In April, the Ministry of Health and Population instructed that Chinese RDT imported by a private contractor not be used after doubts emerged about their reliability. The ministry has also stopped the use of other kits brought by individuals and private organisations from other sources, until their quality can be assured.
The ministry had hurriedly signed an agreement with Nepal’s Omni Buisness Corporate International (OBCI) on 25 March to purchase 75,000 Rapid Diagnostic Kits from China worth $600,000. The government then also got the Nepal Army to bring in test kits under a government-to-government deal with China.
Prakash Ghimire, director at the Tribhuvan University Microbiology Department, says, “It is not feasible to rely on the methods and results of RDT kits and testing only. Emphasis must be placed on real-time PCR testing.”
This becomes even more important as clusters of community transmission have been detected, and hundreds of thousands of Nepalis from India and overseas start arriving. Experts have recommended keeping returnees in temporary quarantine for two days while their PCR swab sample results come in, and only then send them to self-isolation in home districts if negative.
The government’s puzzling insistence on continuing with RDT comes even as its real-time PCR testing machines and RNA extractors are not being fully used.
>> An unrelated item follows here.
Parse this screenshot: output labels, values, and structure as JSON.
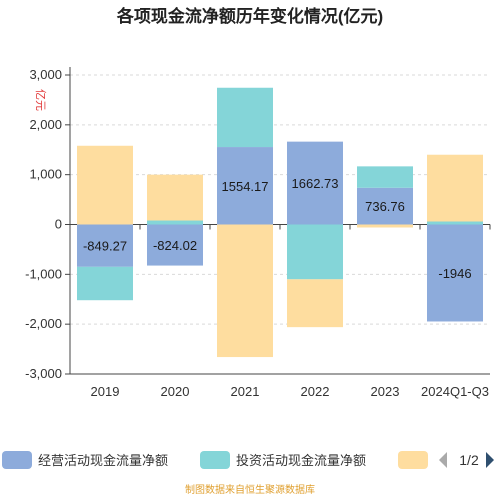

The new directive recommends that all RDT results returning positive should be immediately verified with PCR tests to confirm them.
The NPHL’s well-equipped PCR testing lab at Teku, complete with BSL-III (Biosafety Level 3), has remained out of operation since 2018. Now, four months after the pandemic broke, the government is finally moving to repair the machine at a cost of Rs 8 million.
The NPHL also has four real-time PCR testing machines that can handle 96 swab samples at once, and one machine that handles 36 samples simultaneously. Of these, only two machines capable of testing 96 samples are working.
A source close to the government’s dealings believes officials are deliberately trying to bypass PCRs for RDTs because of underhand deals. The source said: “The government’s refusal to activate the available lab equipment and waste precious resources is worrying, it means corruption will end up helping the virus spread.”